Maze is a prison film about the Maze Prison escape of 38 Provisional Irish Republican Army (IRA) prisoners in 1983. It was written and directed by Stephen Burke and released on 22 September 2017.

==Cast==
- Tom Vaughan-Lawlor as Larry Marley
- Barry Ward as Gordon
- Martin McCann as Oscar
- Eileen Walsh as Kate Marley
- Aaron Monahan as Joe
- Niamh McGrady as Jill
- Ross McKinney as Danny Marley
- Elva Trill as Young Widow
- Tim Creed as Brendan 'Bik' McFarlane
- Cillian O'Sullivan as Bobby Storey
- Patrick Buchanan as Gerry Kelly
- Andy Kellegher as Warder Williams
- David Coakley as George
- Will Irvine as Maguire
- Stefan Dunbar as Ken
- James Browne as Craig
- Ella Connolly as Janet
- Michael Power as John Adams
- Robert Fawsitt as Tom
- Seán T. Ó Meallaigh as Michael
- Aiden O'Hare as O'Brien
- Conor Charlton as Eoin
- Stevie Greaney as Prisoner
- Michelle Lehane as Estate Agent
- James Tolcher as Main Gate Guard
- Paul Elliot as Tower Soldier

==Reception==
The Traditional Unionist Voice party said "After watching the trailer I am deeply concerned that the film is going to show a one-sided, very biased account of the Maze break-out. There is no account at all given in the trailer by the prison officers who served us during the Troubles."

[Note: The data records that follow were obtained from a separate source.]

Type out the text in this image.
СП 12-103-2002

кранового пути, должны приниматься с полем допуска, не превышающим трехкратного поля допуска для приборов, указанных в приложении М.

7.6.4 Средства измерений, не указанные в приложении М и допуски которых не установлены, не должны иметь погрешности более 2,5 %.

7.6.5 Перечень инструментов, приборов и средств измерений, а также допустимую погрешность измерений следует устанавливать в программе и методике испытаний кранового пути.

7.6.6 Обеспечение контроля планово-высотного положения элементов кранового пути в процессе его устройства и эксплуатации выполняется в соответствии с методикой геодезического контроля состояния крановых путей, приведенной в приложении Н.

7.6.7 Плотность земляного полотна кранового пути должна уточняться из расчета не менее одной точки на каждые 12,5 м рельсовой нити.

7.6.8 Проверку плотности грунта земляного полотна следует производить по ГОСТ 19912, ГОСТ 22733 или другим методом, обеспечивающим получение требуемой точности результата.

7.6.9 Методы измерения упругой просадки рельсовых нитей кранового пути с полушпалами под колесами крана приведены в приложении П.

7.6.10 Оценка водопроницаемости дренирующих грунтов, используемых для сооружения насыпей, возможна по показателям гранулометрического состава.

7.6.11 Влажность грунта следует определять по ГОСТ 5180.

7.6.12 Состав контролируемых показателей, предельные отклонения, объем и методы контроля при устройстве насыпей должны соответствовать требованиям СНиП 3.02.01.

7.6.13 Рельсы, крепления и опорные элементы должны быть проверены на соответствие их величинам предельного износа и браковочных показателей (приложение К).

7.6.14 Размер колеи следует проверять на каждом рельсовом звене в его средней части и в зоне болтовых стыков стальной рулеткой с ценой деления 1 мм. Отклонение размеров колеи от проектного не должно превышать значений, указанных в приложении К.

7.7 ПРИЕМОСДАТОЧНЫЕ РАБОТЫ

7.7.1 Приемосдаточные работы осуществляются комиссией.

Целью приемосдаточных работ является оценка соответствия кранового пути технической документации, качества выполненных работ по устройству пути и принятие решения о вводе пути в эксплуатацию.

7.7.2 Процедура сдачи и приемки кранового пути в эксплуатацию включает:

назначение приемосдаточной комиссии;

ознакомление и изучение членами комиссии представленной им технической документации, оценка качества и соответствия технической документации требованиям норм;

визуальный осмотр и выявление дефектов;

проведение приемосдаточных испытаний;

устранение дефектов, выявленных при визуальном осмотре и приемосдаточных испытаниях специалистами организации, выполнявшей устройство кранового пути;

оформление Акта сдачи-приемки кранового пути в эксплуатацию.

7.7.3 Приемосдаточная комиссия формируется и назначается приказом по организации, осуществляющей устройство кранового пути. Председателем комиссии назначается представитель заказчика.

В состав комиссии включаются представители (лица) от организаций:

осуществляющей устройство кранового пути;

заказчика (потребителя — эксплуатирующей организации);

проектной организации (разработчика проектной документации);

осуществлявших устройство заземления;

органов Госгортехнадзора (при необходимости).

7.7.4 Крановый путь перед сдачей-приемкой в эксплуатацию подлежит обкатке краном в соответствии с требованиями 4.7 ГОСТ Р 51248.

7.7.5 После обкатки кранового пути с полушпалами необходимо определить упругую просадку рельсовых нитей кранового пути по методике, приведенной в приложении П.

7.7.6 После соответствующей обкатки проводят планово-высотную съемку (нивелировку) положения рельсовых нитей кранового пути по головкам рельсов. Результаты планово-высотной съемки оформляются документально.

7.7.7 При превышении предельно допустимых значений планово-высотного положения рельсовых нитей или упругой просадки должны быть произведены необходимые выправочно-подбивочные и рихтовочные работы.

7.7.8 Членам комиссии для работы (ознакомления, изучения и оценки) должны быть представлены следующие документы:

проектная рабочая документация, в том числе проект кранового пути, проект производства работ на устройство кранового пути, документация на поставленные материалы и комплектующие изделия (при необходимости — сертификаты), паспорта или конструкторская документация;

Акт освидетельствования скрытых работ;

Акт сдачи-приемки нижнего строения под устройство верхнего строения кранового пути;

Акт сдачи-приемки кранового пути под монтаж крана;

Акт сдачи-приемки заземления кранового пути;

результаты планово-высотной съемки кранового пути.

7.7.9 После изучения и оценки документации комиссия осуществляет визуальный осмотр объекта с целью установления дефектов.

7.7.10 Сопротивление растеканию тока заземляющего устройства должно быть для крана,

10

Alex Maskey of Sinn Féin said "At the end of the day a prison escape is of huge human interest worldwide so I have no doubt people will go and watch the film. I would recommend to people, go and watch it and make your judgement - I would hope it wouldn’t glorify anything which is inappropriate.”

The Playlist included it as one of their choices of underrated films of 2017.

The film opened without previews to over €141,000 after its official release on Friday 22 September and was screened in more than 60 cinemas all over the island of Ireland. It set the 2017 record for the biggest opening weekend for an Irish film.